I've a multiplicative model for which $Y = X*Z$, for which $Y$ and $Z$ is known. I want this model to be additive (therefore using logarithms) to figure out the variance of $X$. I have $$ln(Y) = ln(X) + ln(Z)$$ and so $$VAR(ln(Y)) = VAR(ln(X)) + VAR(ln(Z))$$ and finally $$VAR(ln(X) = VAR(ln(Y)) - VAR(ln(Z))$$.
I'm not looking for a way to calculate $X$, only the variance of $X$. I now know $VAR(ln(X))$, but is there I can "revert" this variance to get the variance for $X$?
The answer by @ericperkerson is completely right, you cannot in general find $\text{Var}(X)$ using only $\text{Var}(\ln X)$, but I would like to bring out the delta method. If $X\sim\mathcal N(\mu,\sigma^2)$ and $\sigma$ is small enough*, we have the following approximation: $$f(X)\overset{\text{approx.}}\sim\mathcal N(f(\mu), f'(\mu)^2\cdot\sigma^2)$$
In the case of $\ln X$, this gives us:
$$\text{Var}(\ln X)\approx\frac{\text{Var}(X)}{\mathbb E(X)^2}$$
So, if besides the variance of $X$ you also know its expectation, you can find this simple approximation for $\text{Var}(\ln X)$. How good this approximation is likely to depend on the shape and standard deviation of your distribution.
* small enough here means $\sigma^2<<\frac{1}{f''(\mu)}$, so that our approximation can safely ignore any curvature of $f(x)$.
This is because it's possible to find different random variables $X$ and $Y$ where $V(\log(X)) = V(\log(Y))$ but $V(X) \ne V(Y)$, so even if you know $V(\log(X))$ you cannot recover the original variance $V(X)$ (at least not without making some additional assumptions).

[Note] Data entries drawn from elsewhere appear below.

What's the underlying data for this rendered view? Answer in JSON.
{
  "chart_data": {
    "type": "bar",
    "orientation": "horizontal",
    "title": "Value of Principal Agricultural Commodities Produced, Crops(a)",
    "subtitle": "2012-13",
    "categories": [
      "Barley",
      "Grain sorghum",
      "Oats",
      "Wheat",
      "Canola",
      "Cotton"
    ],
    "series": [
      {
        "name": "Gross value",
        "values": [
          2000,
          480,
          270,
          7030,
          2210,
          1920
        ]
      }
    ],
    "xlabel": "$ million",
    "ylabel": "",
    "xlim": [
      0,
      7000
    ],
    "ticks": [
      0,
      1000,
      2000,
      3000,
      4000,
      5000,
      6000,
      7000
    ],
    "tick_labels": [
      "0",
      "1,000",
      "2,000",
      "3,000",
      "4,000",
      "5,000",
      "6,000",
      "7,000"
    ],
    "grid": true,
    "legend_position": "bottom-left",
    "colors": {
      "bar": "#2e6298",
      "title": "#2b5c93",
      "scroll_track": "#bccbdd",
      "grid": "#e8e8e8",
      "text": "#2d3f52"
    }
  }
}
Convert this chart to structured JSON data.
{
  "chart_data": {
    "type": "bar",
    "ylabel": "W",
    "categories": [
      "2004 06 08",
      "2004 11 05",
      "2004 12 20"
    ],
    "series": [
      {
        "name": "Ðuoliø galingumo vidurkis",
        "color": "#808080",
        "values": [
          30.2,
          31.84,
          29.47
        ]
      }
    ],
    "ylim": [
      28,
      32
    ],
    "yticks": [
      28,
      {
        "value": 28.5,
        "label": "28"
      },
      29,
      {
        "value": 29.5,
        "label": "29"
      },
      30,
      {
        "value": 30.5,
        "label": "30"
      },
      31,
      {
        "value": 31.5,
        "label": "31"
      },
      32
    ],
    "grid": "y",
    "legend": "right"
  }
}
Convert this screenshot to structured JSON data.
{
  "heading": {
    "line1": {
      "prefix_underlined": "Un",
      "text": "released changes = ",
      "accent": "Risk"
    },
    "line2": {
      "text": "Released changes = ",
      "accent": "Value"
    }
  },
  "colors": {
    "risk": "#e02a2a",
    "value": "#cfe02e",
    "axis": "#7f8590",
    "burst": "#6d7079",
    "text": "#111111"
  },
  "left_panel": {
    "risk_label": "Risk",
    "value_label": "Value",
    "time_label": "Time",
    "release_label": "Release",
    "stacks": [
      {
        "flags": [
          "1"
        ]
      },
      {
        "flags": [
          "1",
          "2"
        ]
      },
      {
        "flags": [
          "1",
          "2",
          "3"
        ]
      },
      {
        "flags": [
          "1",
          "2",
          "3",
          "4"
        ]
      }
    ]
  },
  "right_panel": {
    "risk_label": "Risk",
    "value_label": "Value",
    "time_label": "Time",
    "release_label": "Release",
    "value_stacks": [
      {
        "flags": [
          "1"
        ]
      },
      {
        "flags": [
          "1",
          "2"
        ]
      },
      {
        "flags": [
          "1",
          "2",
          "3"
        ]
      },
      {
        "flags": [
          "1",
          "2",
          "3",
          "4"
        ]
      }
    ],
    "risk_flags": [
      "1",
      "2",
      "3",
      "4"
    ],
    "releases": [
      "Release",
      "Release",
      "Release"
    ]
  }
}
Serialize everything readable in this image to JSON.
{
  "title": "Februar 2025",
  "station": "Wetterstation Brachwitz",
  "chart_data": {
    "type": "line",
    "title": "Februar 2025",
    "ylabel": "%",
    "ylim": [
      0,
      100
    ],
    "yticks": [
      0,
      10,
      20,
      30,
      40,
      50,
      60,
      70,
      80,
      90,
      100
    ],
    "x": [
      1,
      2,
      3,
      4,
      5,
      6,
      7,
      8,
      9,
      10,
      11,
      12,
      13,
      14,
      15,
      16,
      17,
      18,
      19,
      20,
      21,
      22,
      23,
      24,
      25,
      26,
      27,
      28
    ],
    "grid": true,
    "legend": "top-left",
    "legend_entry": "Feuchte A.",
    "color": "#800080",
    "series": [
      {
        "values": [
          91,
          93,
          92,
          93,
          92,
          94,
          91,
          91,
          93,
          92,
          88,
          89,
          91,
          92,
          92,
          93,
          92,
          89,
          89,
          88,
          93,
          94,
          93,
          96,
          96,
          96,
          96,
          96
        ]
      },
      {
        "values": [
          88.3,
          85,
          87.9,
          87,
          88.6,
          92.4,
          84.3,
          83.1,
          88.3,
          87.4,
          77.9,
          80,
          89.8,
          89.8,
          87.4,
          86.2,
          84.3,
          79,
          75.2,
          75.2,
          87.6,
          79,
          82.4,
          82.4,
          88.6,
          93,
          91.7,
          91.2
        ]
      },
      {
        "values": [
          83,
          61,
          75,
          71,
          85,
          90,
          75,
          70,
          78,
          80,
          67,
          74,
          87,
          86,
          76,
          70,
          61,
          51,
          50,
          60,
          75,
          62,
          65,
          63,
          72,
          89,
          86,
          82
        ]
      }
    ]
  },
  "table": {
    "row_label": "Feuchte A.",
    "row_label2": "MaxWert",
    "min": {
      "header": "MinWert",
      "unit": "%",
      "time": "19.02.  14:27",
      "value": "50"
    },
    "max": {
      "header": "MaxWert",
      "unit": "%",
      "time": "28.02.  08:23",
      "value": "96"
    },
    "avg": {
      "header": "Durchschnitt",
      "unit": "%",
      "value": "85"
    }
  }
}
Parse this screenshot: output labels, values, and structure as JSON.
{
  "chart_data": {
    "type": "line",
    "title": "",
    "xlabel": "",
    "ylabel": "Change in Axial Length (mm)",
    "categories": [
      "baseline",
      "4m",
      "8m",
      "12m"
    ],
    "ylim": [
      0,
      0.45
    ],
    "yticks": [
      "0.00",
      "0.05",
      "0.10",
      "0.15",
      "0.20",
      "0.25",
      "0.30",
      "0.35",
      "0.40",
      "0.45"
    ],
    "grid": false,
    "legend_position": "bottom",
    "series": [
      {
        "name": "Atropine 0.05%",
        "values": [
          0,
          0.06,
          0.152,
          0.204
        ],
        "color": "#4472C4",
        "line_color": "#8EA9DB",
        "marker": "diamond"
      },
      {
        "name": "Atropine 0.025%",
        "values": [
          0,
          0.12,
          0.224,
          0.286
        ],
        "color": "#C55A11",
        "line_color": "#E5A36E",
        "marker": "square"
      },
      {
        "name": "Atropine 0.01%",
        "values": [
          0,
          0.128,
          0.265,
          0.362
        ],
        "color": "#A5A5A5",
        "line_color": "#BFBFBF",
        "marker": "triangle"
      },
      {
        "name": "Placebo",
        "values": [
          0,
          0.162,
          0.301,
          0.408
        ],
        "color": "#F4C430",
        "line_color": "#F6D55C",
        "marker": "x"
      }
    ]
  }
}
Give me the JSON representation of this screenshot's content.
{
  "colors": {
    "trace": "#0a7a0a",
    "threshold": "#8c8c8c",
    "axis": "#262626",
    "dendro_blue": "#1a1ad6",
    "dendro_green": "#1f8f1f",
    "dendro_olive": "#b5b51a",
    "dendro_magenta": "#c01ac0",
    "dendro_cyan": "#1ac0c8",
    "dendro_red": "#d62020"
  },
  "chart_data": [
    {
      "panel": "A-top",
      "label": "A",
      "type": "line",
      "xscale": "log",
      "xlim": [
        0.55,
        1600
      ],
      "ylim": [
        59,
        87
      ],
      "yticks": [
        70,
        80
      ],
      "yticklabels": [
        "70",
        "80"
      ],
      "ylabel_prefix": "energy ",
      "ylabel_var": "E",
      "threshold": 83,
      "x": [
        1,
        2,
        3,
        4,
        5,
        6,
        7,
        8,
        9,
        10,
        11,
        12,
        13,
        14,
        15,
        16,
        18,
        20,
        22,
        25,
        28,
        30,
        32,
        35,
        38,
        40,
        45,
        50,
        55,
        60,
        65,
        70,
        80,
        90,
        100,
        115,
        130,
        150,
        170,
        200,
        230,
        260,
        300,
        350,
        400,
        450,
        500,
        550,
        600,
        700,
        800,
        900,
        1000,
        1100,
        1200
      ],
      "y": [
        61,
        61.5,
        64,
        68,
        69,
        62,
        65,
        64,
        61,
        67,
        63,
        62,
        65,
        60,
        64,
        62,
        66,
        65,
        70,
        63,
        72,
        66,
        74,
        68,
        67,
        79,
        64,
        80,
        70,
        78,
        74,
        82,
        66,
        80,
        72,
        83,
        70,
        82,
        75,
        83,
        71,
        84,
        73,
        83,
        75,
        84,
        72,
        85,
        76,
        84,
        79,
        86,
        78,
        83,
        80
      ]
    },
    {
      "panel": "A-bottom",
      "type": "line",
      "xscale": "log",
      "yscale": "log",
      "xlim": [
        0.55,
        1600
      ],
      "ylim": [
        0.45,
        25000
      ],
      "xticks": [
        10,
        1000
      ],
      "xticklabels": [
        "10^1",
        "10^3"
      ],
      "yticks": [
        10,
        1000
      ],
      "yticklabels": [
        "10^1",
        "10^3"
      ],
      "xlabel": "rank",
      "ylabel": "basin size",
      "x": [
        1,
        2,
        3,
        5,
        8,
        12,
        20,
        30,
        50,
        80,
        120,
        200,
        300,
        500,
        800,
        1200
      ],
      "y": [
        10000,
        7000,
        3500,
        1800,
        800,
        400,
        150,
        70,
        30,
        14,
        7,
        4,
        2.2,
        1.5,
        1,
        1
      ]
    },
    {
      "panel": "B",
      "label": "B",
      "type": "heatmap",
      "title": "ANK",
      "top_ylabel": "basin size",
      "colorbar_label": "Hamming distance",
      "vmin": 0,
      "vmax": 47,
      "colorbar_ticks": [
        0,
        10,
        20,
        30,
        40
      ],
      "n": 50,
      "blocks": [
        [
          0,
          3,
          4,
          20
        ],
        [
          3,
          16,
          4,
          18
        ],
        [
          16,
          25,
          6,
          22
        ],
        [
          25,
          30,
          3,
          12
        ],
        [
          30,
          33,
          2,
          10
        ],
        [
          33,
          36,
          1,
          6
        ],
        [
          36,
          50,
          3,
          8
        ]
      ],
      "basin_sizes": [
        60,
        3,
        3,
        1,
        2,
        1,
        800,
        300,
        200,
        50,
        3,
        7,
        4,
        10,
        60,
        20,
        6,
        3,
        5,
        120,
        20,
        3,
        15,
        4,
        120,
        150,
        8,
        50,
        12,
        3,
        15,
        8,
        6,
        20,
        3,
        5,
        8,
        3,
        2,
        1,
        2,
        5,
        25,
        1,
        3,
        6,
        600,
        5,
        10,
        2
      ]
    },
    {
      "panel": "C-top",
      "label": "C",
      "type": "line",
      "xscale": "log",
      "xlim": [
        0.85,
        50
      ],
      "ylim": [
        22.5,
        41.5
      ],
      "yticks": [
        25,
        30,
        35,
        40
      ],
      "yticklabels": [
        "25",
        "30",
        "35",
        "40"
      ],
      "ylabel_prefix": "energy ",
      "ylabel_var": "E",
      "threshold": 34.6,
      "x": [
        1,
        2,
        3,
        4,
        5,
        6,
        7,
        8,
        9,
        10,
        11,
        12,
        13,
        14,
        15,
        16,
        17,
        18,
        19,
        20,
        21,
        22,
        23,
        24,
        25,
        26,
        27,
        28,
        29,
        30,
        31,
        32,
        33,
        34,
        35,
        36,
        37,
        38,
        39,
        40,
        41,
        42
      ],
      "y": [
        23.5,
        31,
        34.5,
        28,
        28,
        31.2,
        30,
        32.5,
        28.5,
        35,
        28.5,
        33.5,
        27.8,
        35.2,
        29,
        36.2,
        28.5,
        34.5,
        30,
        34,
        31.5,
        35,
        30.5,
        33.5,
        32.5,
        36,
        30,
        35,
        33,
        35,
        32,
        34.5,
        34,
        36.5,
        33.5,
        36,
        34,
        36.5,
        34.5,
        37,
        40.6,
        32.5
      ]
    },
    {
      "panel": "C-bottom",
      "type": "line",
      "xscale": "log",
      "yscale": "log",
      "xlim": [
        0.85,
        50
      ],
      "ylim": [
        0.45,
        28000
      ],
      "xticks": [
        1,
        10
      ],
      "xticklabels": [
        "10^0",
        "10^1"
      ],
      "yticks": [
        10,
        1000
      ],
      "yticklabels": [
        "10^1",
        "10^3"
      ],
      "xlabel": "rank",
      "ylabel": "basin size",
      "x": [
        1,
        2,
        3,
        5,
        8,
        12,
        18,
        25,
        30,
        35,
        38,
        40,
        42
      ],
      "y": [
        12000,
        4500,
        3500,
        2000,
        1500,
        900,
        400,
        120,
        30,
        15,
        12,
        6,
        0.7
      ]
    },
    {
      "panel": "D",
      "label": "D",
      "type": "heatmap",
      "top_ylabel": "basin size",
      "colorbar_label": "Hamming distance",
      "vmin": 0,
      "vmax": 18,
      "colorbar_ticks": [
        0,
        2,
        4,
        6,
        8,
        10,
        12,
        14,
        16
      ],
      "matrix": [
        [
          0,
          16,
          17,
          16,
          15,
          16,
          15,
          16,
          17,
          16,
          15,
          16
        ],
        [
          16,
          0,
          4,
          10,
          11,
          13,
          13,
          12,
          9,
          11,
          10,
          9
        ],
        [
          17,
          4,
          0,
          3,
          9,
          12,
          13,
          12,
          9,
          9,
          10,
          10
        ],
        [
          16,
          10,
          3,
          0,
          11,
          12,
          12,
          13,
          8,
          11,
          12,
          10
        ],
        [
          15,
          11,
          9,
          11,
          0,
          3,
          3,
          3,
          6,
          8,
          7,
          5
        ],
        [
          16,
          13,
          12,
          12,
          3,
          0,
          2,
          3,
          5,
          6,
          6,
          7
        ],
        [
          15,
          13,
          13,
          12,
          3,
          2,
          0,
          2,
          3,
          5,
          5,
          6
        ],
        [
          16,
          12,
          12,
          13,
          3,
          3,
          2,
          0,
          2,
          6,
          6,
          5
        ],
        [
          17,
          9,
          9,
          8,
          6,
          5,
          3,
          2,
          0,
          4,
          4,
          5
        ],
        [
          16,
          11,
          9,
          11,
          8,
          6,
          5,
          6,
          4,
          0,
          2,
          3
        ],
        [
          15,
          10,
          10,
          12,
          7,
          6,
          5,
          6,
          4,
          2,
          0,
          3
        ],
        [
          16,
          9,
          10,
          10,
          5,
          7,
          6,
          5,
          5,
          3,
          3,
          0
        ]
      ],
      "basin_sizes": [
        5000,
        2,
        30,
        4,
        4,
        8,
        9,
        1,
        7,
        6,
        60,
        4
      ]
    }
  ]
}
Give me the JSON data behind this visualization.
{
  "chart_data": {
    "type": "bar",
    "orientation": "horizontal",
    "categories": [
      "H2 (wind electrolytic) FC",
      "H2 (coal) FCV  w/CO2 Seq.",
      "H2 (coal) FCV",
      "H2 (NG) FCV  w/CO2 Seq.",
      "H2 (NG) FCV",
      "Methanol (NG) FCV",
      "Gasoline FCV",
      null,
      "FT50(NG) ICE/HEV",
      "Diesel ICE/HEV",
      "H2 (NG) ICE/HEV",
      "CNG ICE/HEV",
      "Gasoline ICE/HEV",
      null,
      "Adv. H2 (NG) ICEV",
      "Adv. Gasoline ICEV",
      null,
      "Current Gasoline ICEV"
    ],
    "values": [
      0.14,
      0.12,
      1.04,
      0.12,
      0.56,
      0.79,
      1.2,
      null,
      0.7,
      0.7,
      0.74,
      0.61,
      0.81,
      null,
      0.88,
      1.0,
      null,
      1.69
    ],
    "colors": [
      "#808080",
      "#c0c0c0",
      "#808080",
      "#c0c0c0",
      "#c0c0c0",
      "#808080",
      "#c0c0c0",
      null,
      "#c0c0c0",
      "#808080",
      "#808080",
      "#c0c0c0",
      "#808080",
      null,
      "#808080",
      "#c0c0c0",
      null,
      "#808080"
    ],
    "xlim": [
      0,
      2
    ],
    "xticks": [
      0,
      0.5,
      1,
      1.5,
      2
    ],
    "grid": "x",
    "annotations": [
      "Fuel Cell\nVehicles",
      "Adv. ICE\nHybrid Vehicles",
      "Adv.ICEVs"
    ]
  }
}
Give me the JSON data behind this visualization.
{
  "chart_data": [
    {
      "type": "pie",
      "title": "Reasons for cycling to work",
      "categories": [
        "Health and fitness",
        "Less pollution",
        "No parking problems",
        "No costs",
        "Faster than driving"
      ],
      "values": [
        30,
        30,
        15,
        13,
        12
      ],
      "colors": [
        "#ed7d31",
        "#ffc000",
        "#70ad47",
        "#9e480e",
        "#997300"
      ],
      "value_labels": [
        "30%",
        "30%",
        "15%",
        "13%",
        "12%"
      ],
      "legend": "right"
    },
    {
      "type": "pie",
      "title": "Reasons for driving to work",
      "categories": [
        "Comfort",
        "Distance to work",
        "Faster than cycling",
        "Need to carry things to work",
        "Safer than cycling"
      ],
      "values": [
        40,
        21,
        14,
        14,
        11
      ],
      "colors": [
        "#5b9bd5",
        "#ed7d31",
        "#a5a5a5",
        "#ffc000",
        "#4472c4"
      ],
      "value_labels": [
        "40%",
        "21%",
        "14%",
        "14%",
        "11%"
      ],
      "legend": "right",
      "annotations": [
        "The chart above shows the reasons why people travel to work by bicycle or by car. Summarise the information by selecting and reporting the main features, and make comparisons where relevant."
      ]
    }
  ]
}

For example, suppose we know that $X \sim \text{Lognormal} (\mu, \sigma^2)$, and hence $\log (X) \sim \text{Normal}(\mu, \sigma^2)$. The variance of a log-normal random variable is
$$V(X) = (\exp(\sigma^2) - 1)\exp(2\mu + \sigma^2).$$
This means that even if we know $V(\log(X)) = \sigma^2 = \log(2) \approx 0.693$, for example, the variance of $X$ still depends on $\mu$ through the equation \begin{align} V(X) & = (\exp(\log(2)) - 1)\exp(2\mu + \log(2)) \\ & = (2 - 1)\exp(2\mu) \exp(\log(2)) \\ & = 2 \exp(2\mu). \end{align}
Hence, the variance of $X$ could be literally any positive number, even though we know $V(\log(X)) = \log(2)$. For example, it's possible that $\mu = 0$ which would give $V(X) = 2$, but it's also possible that $\mu = 1$ which would give $V(X) = 2 \exp(2) \approx 14.778$, and just knowing $V(\log(X))$ is not enough to distinguish between these possibilities.